Over P9 million stolen from BDF Trust Fund
FILE PIC: BDF members

The Botswana Defence Force (BDF) Trust Fund has lost over P9 million through misappropriation, embezzlement and fraud, parliament has been told.

The Fund was established in 1991 for the general welfare of members and to encourage a culture of saving and facilitate emergency personal loans to members.

This week, Minister of Defence, Justice Security, Shaw Kgathi told parliament that the Fund was audited for the first time in 2013, a process which exposed maladministration.

Kgathi was responding to questions from Selibe Phikwe West Member of Parliament (MP), Dithapelo Keorapetse.

The MP had enquired whether contributions by soldiers into the Fund is compulsory, how much is in the account and at which bank, the names of the companies or fund managers managing the Fund and how the money has been invested.

In response, Kgathi notified parliament that currently the Fund has P37 million sitting at First National Bank Botswana (FNBB) and a further P87 million held in another account at Stanbic.

With respect to the embezzled money from the Fund, Kgathi said so far over P4 million has been recovered.

Furthermore, he told the House that criminal investigations are still ongoing and thus far eight people have been interdicted and files have been forwarded to the Director Public Prosecutions for possible prosecution.

Kgathi also revealed it was optional for soldiers to sign-up for the Fund, adding there is no legal instrument authorizing compulsory contribution.

“Individuals who have opted to join give the Fund the authority to deduct monthly welfare savings,” explained the Defence Minister.

The minister further noted that the Trust Fund is registered as a friendly society by Non-Bank Financial Institutions Regulatory Authority (NBFIRA).

According to Section 2 of the NBFIRA Act, a friendly society is described as, “An association of persons established with no share capital for the purpose of aiding members of the association or their dependents.”

Ever since its initial audit six years ago, Kgathi says the Trust Fund was audited four times between then and 2016.
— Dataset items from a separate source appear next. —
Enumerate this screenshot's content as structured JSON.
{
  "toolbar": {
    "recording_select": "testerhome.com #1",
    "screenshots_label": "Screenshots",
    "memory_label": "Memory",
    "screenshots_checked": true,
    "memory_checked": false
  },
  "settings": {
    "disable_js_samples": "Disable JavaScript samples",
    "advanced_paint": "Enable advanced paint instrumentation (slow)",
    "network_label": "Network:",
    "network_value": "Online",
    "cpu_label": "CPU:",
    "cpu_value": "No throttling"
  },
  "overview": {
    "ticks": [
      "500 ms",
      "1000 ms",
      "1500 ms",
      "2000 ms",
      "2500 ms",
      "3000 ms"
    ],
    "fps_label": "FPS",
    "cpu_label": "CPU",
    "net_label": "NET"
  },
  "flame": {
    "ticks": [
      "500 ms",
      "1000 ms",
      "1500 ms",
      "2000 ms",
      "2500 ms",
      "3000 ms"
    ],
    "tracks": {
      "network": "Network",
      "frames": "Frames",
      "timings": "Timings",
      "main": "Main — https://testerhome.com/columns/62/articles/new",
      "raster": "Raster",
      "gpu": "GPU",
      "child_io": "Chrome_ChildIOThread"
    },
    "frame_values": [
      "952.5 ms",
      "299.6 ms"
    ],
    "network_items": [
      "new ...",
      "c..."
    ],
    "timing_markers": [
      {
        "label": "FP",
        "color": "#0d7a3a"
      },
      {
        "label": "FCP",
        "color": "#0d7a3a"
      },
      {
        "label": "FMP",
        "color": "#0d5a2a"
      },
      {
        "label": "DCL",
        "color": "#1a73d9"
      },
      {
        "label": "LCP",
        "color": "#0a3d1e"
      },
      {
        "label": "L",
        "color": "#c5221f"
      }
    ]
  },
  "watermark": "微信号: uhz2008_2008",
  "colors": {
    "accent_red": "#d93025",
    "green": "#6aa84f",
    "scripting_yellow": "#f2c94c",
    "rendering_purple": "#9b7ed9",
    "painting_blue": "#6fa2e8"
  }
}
“I should highlight that the 2013 audit was the first audit to be carried out, it therefore entailed a lot of audit work covering all the previous years which had not been audited,” declared Kgathi, explaining this created a backlog of two years, hence the delay in preparing the audits for 2017 and 2018 financial statements.

The Trust Fund money is said to be invested in various portfolios such as equity, fixed deposits and bonds.